Un espace qui ne peut venir d’une lumière injuste.

En quittant son pays, Tahir désirait quitter son père replié par la djèdjène et l’obscurité. Ses yeux d’enfants, petits pour tout ce qu’il avait vu étaient noirs. Le ciel et la lumière confisqués durant plusieurs saisons, il ne voyait que la poussière entre ses orteils.

Dés que les hommes en treillis et les véhicules à quatre roues approchaient de la mechta, il se laissait tomber sur les genoux.
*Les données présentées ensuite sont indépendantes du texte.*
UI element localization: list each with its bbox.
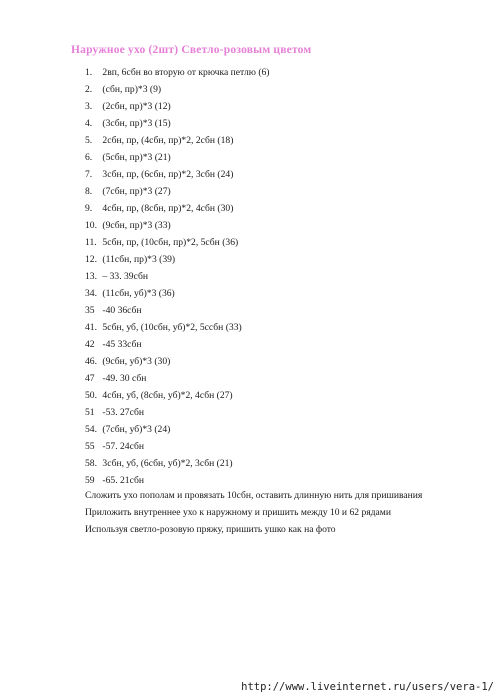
row-number: 42 <box>85 339 95 350</box>
row-instruction: (7сбн, уб)*3 (24) <box>102 424 171 435</box>
row-number: 7. <box>85 169 93 180</box>
row-instruction: (7сбн, пр)*3 (27) <box>102 186 171 197</box>
pattern-row <box>85 234 485 251</box>
row-number: 9. <box>85 203 93 214</box>
row-number: 47 <box>85 373 95 384</box>
pattern-row <box>85 183 485 200</box>
pattern-row <box>85 370 485 387</box>
pattern-row <box>85 132 485 149</box>
pattern-row <box>85 455 485 472</box>
row-instruction: – 33. 39сбн <box>102 271 148 282</box>
row-number: 51 <box>85 407 95 418</box>
source-url-watermark: http://www.liveinternet.ru/users/vera-1/ <box>237 681 494 693</box>
row-instruction: -57. 24сбн <box>102 441 144 452</box>
row-number: 35 <box>85 305 95 316</box>
row-number: 5. <box>85 135 93 146</box>
row-number: 55 <box>85 441 95 452</box>
pattern-row <box>85 353 485 370</box>
row-number: 58. <box>85 458 97 469</box>
pattern-row <box>85 302 485 319</box>
row-instruction: -45 33сбн <box>102 339 142 350</box>
pattern-row <box>85 319 485 336</box>
row-number: 3. <box>85 101 93 112</box>
row-instruction: (сбн, пр)*3 (9) <box>102 84 162 95</box>
row-number: 41. <box>85 322 97 333</box>
pattern-row <box>85 387 485 404</box>
pattern-row <box>85 64 485 81</box>
pattern-row <box>85 421 485 438</box>
pattern-row <box>85 404 485 421</box>
pattern-row <box>85 251 485 268</box>
pattern-row <box>85 285 485 302</box>
row-instruction: 2сбн, пр, (4сбн, пр)*2, 2сбн (18) <box>102 135 234 146</box>
assembly-note: Сложить ухо пополам и провязать 10сбн, оставить длинную нить для пришивания <box>85 490 423 501</box>
row-number: 1. <box>85 67 93 78</box>
row-instruction: (11сбн, уб)*3 (36) <box>102 288 175 299</box>
pattern-row <box>85 268 485 285</box>
row-number: 8. <box>85 186 93 197</box>
row-instruction: -53. 27сбн <box>102 407 144 418</box>
assembly-notes-list <box>85 487 485 538</box>
row-instruction: 2вп, 6сбн во вторую от крючка петлю (6) <box>102 67 270 78</box>
pattern-row <box>85 336 485 353</box>
row-number: 6. <box>85 152 93 163</box>
pattern-rows-list <box>85 64 485 489</box>
assembly-note: Приложить внутреннее ухо к наружному и пришить между 10 и 62 рядами <box>85 507 391 518</box>
row-instruction: -49. 30 сбн <box>102 373 147 384</box>
row-instruction: 5сбн, уб, (10сбн, уб)*2, 5ссбн (33) <box>102 322 242 333</box>
row-number: 4. <box>85 118 93 129</box>
assembly-note: Используя светло-розовую пряжу, пришить ушко как на фото <box>85 524 336 535</box>
row-instruction: -65. 21сбн <box>102 475 144 486</box>
row-instruction: 4сбн, пр, (8сбн, пр)*2, 4сбн (30) <box>102 203 234 214</box>
row-instruction: 5сбн, пр, (10сбн, пр)*2, 5сбн (36) <box>102 237 239 248</box>
row-instruction: 3сбн, пр, (6сбн, пр)*2, 3сбн (24) <box>102 169 234 180</box>
row-number: 12. <box>85 254 97 265</box>
row-instruction: (3сбн, пр)*3 (15) <box>102 118 171 129</box>
pattern-row <box>85 438 485 455</box>
pattern-row <box>85 149 485 166</box>
row-instruction: (9сбн, пр)*3 (33) <box>102 220 171 231</box>
row-instruction: (11сбн, пр)*3 (39) <box>102 254 176 265</box>
row-number: 54. <box>85 424 97 435</box>
section-title: Наружное ухо (2шт) Светло-розовым цветом <box>71 44 312 56</box>
pattern-row <box>85 81 485 98</box>
row-number: 46. <box>85 356 97 367</box>
pattern-row <box>85 98 485 115</box>
row-instruction: 3сбн, уб, (6сбн, уб)*2, 3сбн (21) <box>102 458 233 469</box>
pattern-row <box>85 115 485 132</box>
pattern-row <box>85 217 485 234</box>
row-instruction: 4сбн, уб, (8сбн, уб)*2, 4сбн (27) <box>102 390 233 401</box>
row-instruction: (2сбн, пр)*3 (12) <box>102 101 171 112</box>
pattern-row <box>85 166 485 183</box>
row-number: 11. <box>85 237 97 248</box>
row-number: 2. <box>85 84 93 95</box>
row-instruction: -40 36сбн <box>102 305 142 316</box>
pattern-row <box>85 200 485 217</box>
row-instruction: (5сбн, пр)*3 (21) <box>102 152 171 163</box>
row-number: 59 <box>85 475 95 486</box>
row-number: 10. <box>85 220 97 231</box>
row-number: 50. <box>85 390 97 401</box>
row-number: 34. <box>85 288 97 299</box>
row-instruction: (9сбн, уб)*3 (30) <box>102 356 171 367</box>
row-number: 13. <box>85 271 97 282</box>
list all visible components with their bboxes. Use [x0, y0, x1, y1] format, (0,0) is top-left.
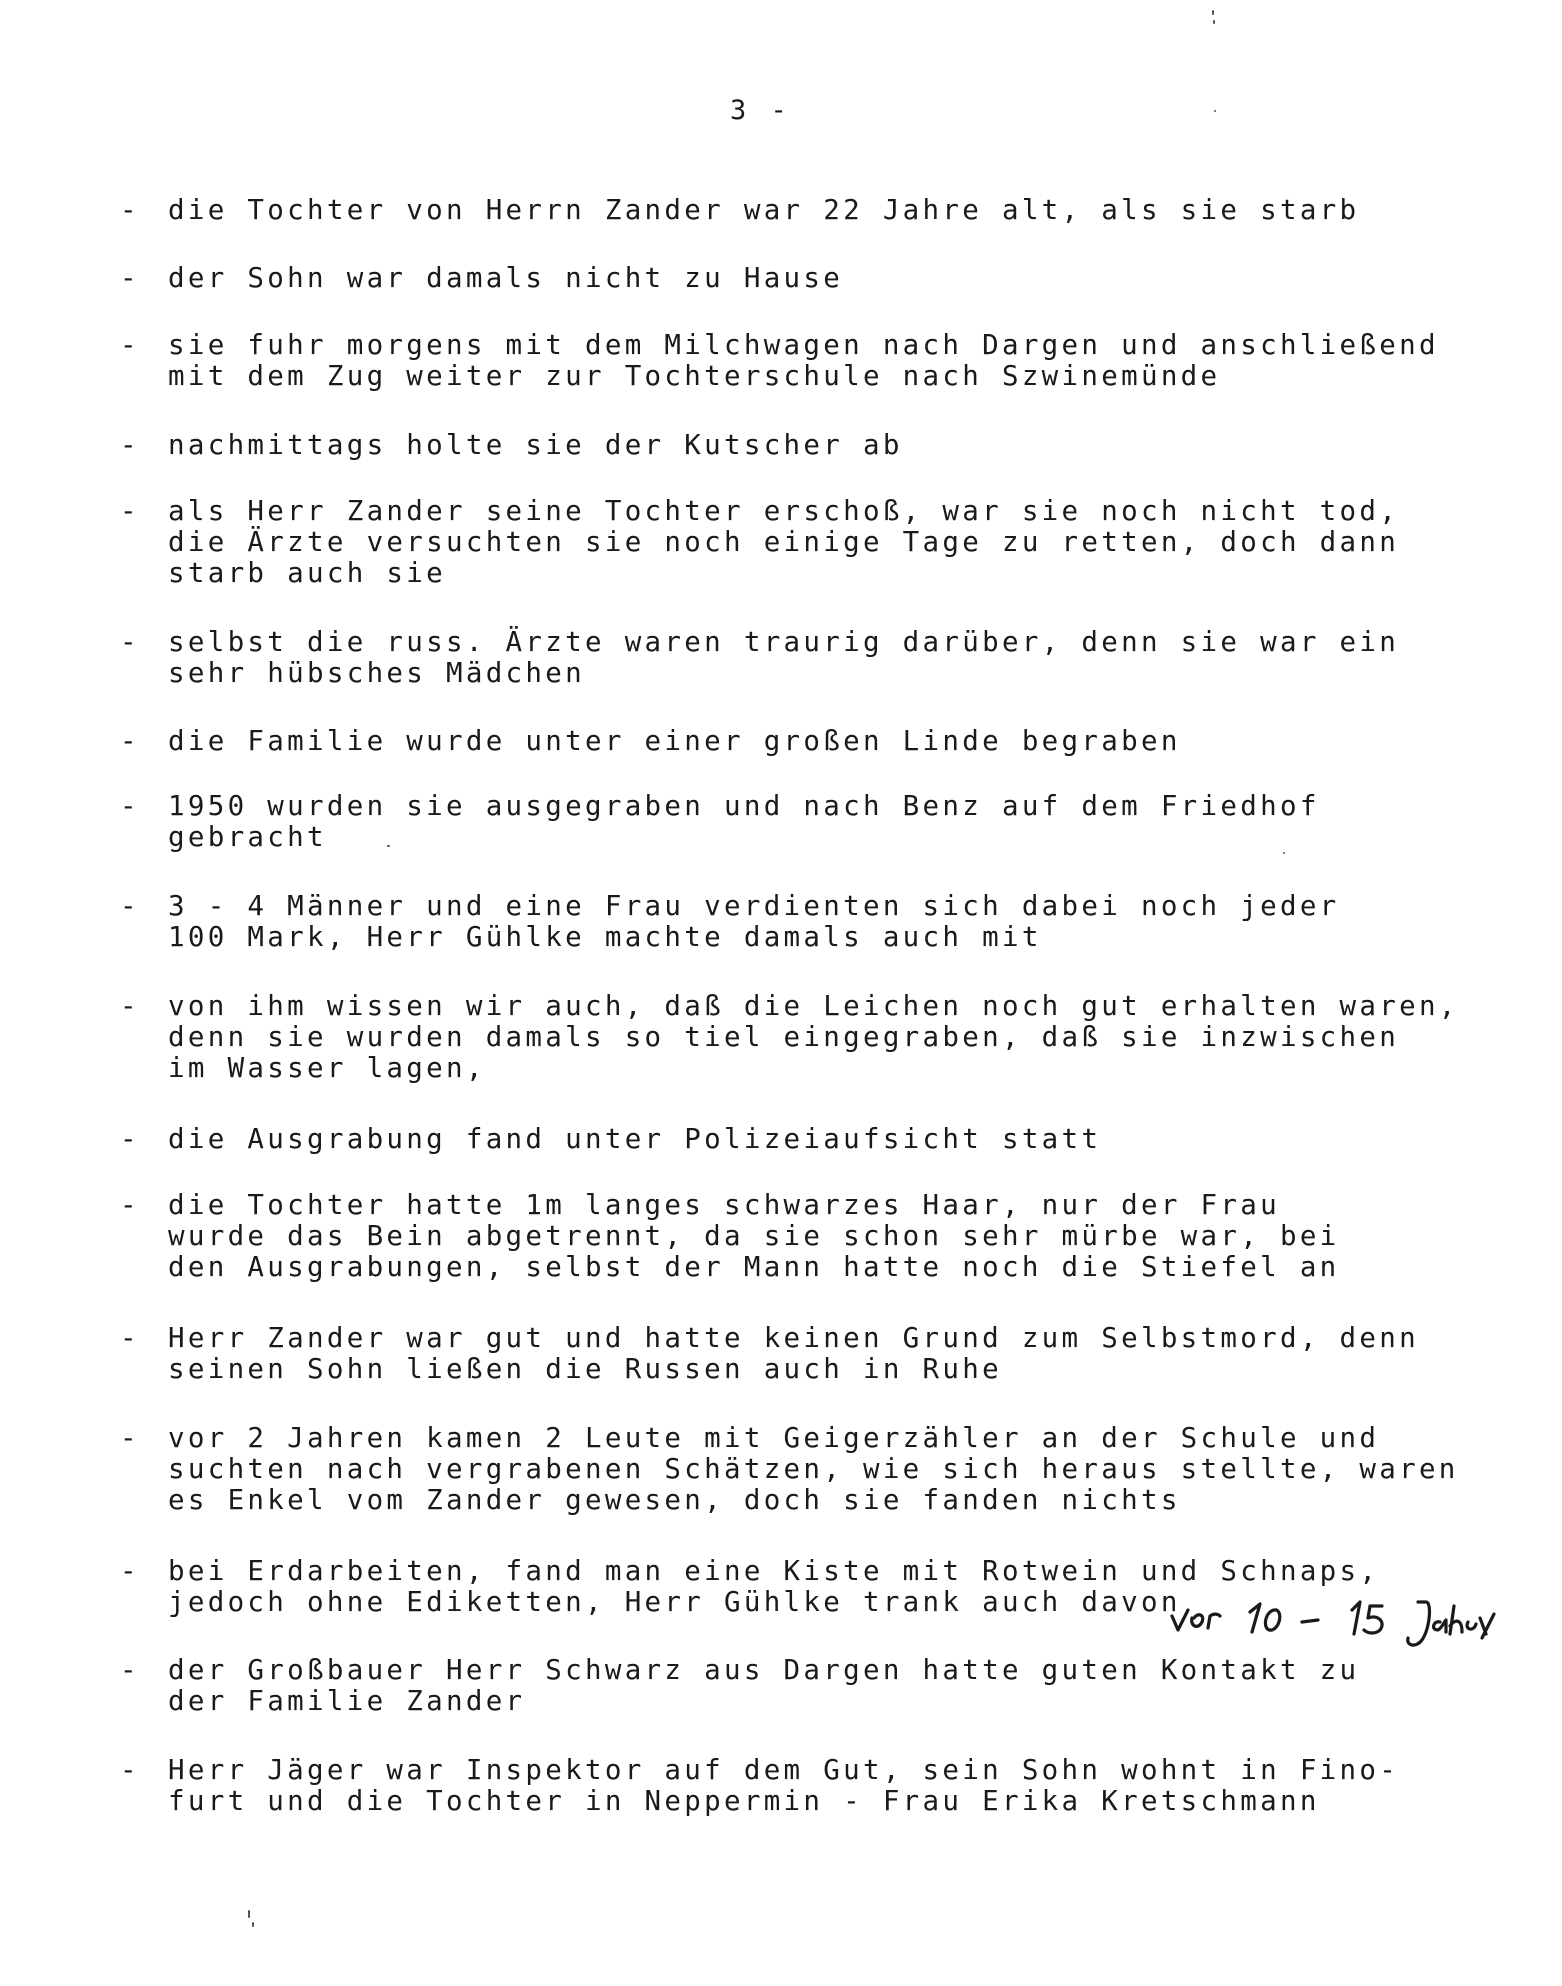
bullet-dash: -	[120, 262, 140, 294]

Des douleurs à ces endroits fossilisent encore les courants de la période. Surtout la nuit, au moment où la lune en boule fait passer des lueurs de paroles qu’il n’arrive pas à trouver dans les mots ni dans les complaintes de sa mère. Et pourtant depuis les premières fissures, la meule entre les cuisses, les femmes du pays travaillent à la langue. Dans le giron, Tahir avait longtemps bu les larmes de chacun des chants que sa mère sortait de son cœur pour le donner à celui de l’homme. Les coupures et les brûlures nourrissaient la chair des mots qui du crépuscule à la disparition de la lune respirait au dessus du kanoun. Les cendres prises par le zéphyr ont collé au Djurdjura les coulées d’eaux fortes du chaudron. Et sa mère, les jambes orientées vers ce massif, tenait le tatouage du front pour dire la surdité sous le vols des grives.

Mon cœur comme le tien oh l’homme ! Bat

avec la même force qui pousse les rivières de la région

Ton burnous que mes doigts connaissent

depuis le métier à tisser jusqu’aux bords de notre fontaine

cache les tourments de mon âme que l’électricité dans tes os a fabriqué

À nouveau Tahir essaya d’effleurer la main de Taos. Des sanglots. Elle était comme déchirée. Elle a laissé sa mère, sa sœur Dihya, rires et partage des gestes qui rythment les journées, silences, espace, odeurs qui lui sont si chères. Et la grotte où les liens entre les mots tissés, le kanoun sur lequel danse de l’ogresse et du dieu des pluies. Elle a laissé la respiration corps dans la brume, regards des chèvres et bras autour de l’olivier. La plante des pieds au contact de la terre où les empreintes des saisons poussent son souffle sur l’écorce de l’arbre nouveau. Et le cordon ombilical sur la racine réservoir de l’espace et des cris à l’origine du temps des femmes. Elle a laissé des chemins sur lesquels sont tombées olives, amphore au goût de l’eau, figues ouvertes aux rais de lumière qui sans nuages traversent la vallée. À Dihya, ses foutas longues histoires du jour et bracelets de chevilles. À Dihya les passages jusqu’à la maison sacrée, les écritures sous les nattes aux bougies. À sa mère repas qui ouvre la porte de l’année, nourrit les êtres visibles, djunns, dans les coins oubliés la semoule gonflée de chaleur, jarres couleurs aux courbes de l’horizon, corbeilles, nichés senteurs et craquements des feuilles de palmier. À sa mère, dans la malle, repliés, tapis de laine vierge noués des secrets et soupirs de l’union.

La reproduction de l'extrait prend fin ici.